Search code examples
sql-servermergessisetlstaging

SSIS 14 - Staging Area - Merge two sources is taking a lot of time


I've two tables:

  • Table A: 631 476 rows
  • Table B: 12 90 rows

Eache Table have the Field ID that I want to use it as Key in Merge Object. In the following image is possible to see that the process blocks before the Merge Object. I already test with Merge Join object and results are the same... enter image description here

Which other possibilities I have in order to make this operation using SSIS 14?

Thanks!


Solution

  • If both sources tables are in the same server, Don't use this way. You should simply write an query in SQL Server side.

    Something like this :

    SELECT * 
    FROM [Table A]
    INNER JOIN [Table B] ON [Table A].ID  = [Table B].ID 
    ORDER BY ... 
    

    As James Serra said : When to use T-SQL or SSIS for ETL

    1. Performance – With T-SQL, everything is processed within the SQL engine. With SSIS, you are bringing all the data over to the SSIS memory space and doing the manipulation there. So if speed is an issue, usually T-SQL is the way to go, especially when dealing with a lot of records.

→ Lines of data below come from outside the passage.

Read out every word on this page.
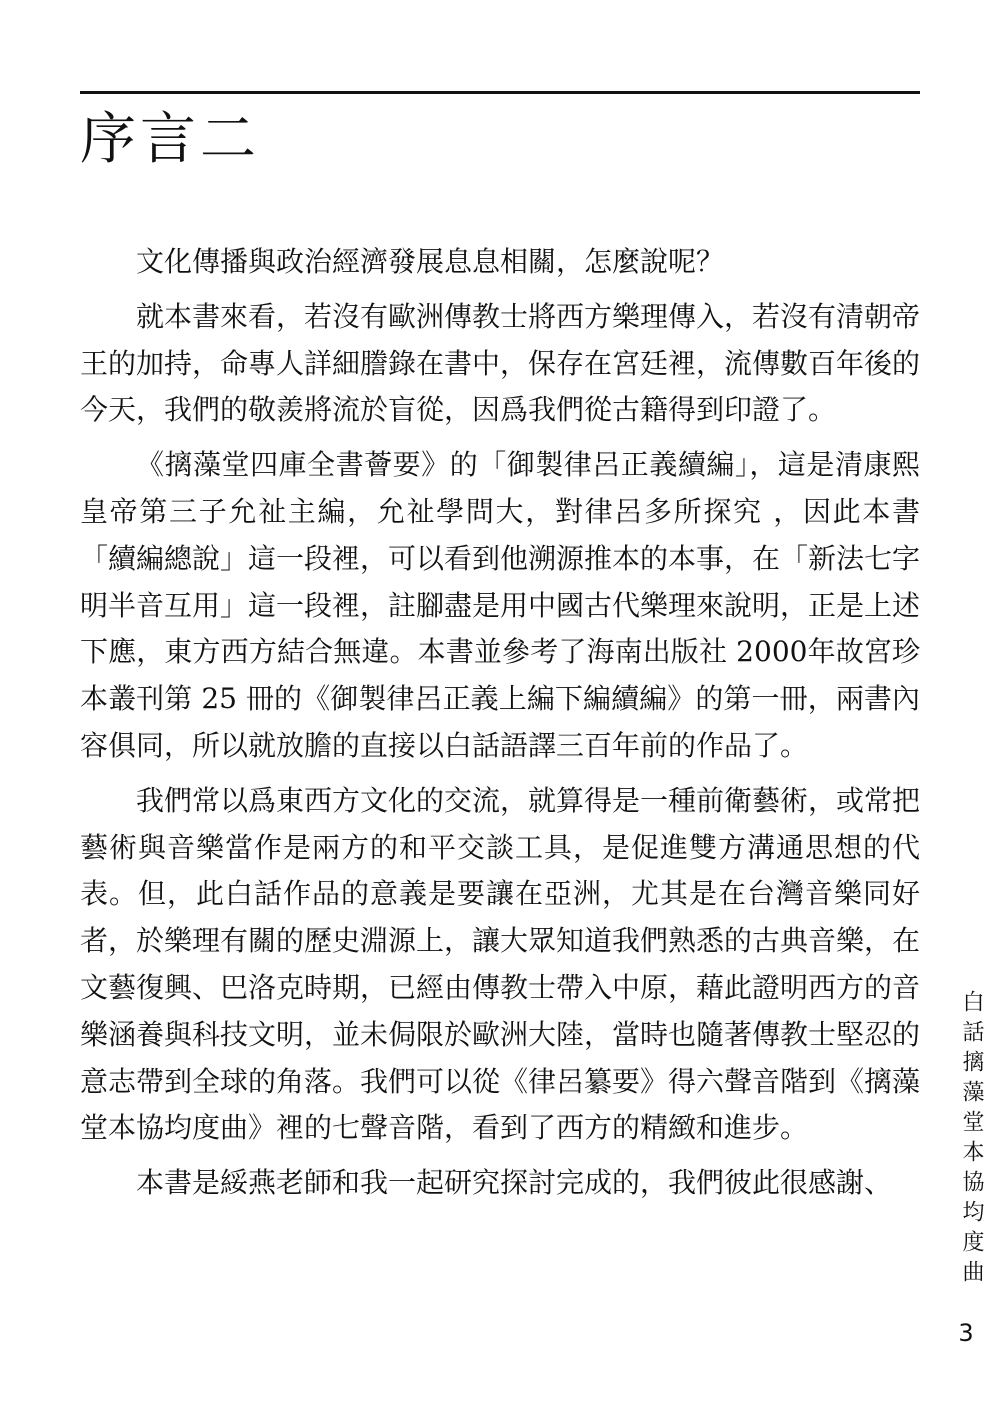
序言二

文化傳播與政治經濟發展息息相關，怎麼說呢？

就本書來看，若沒有歐洲傳教士將西方樂理傳入，若沒有清朝帝王的加持，命專人詳細謄錄在書中，保存在宮廷裡，流傳數百年後的今天，我們的敬羨將流於盲從，因爲我們從古籍得到印證了。

《摛藻堂四庫全書薈要》的「御製律呂正義續編」，這是清康熙皇帝第三子允祉主編，允祉學問大，對律呂多所探究 ，因此本書「續編總說」這一段裡，可以看到他溯源推本的本事，在「新法七字明半音互用」這一段裡，註腳盡是用中國古代樂理來說明，正是上述下應，東方西方結合無違。本書並參考了海南出版社 2000年故宮珍本叢刊第 25 冊的《御製律呂正義上編下編續編》的第一冊，兩書內容俱同，所以就放膽的直接以白話語譯三百年前的作品了。

我們常以爲東西方文化的交流，就算得是一種前衛藝術，或常把藝術與音樂當作是兩方的和平交談工具，是促進雙方溝通思想的代表。但，此白話作品的意義是要讓在亞洲，尤其是在台灣音樂同好者，於樂理有關的歷史淵源上，讓大眾知道我們熟悉的古典音樂，在文藝復興、巴洛克時期，已經由傳教士帶入中原，藉此證明西方的音樂涵養與科技文明，並未侷限於歐洲大陸，當時也隨著傳教士堅忍的意志帶到全球的角落。我們可以從《律呂纂要》得六聲音階到《摛藻堂本協均度曲》裡的七聲音階，看到了西方的精緻和進步。

本書是綏燕老師和我一起研究探討完成的，我們彼此很感謝、	白話摛藻堂本協均度曲
3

Something like a JOIN statement in T-SQL will go much faster than using lookup tasks in SSIS. Another example is a MERGE statement in T-SQL has much better performance than a SCD task in SSIS for large tasks
    2. Features/capabilities – Some features can only be done in either T-SQL or SSIS. You can shred text in SSIS, but can’t in T-SQL. For example, text files with an inconsistent number of fields per row can only be done in SSIS. So certain tasks may force you into using one or the other
    3. Current skill set – Are the people in your IT department more familiar with SSIS or T-SQL?
    4. Ease of development/maintenance – Of course, whatever one you are most familiar with will be the easiest, but if your skills at both are fairly even, then SSIS is usually easier to use because it is graphical, but sometimes you can develop quicker in T-SQL. For example, having to join a bunch of tables will require a bunch of tasks in SSIS, where in T-SQL it is one statement. So it might be easier to create the tasks to join the tables in SSIS, but it will take longer to build then writing a T-SQL statement
    5. Complexity – SSIS can be more complex because you might need to create many tasks to accomplish your objective, where in T-SQL it might just be one statement, like in the example above for joining tables
    6. Extensibility – SSIS has better extensibility because you can create a script task that uses C# that can do just about anything, especially for non-database related tasks. T-SQL is limited because it is only for database tasks. SSIS also has logging, which T-SQL does not
    7. Likelihood of depracation/breaking changes – Minor issue, but T-SQL is always removing features in each release that will have to be rewritten
    8. Types/architecture of sources and destinations – SSIS is better if you have multiple types of sources. For example, it works really well with Oracle, XML, flat-files, etc. SSIS was designed from the beginning to work well with other sources, where T-SQL is designed for SQL Server and it requires more steps to access other sources, and there are additional limitations when doing so
    9. Local regulations – Are there some company standards you have to adhere to that would limit which tool you can use?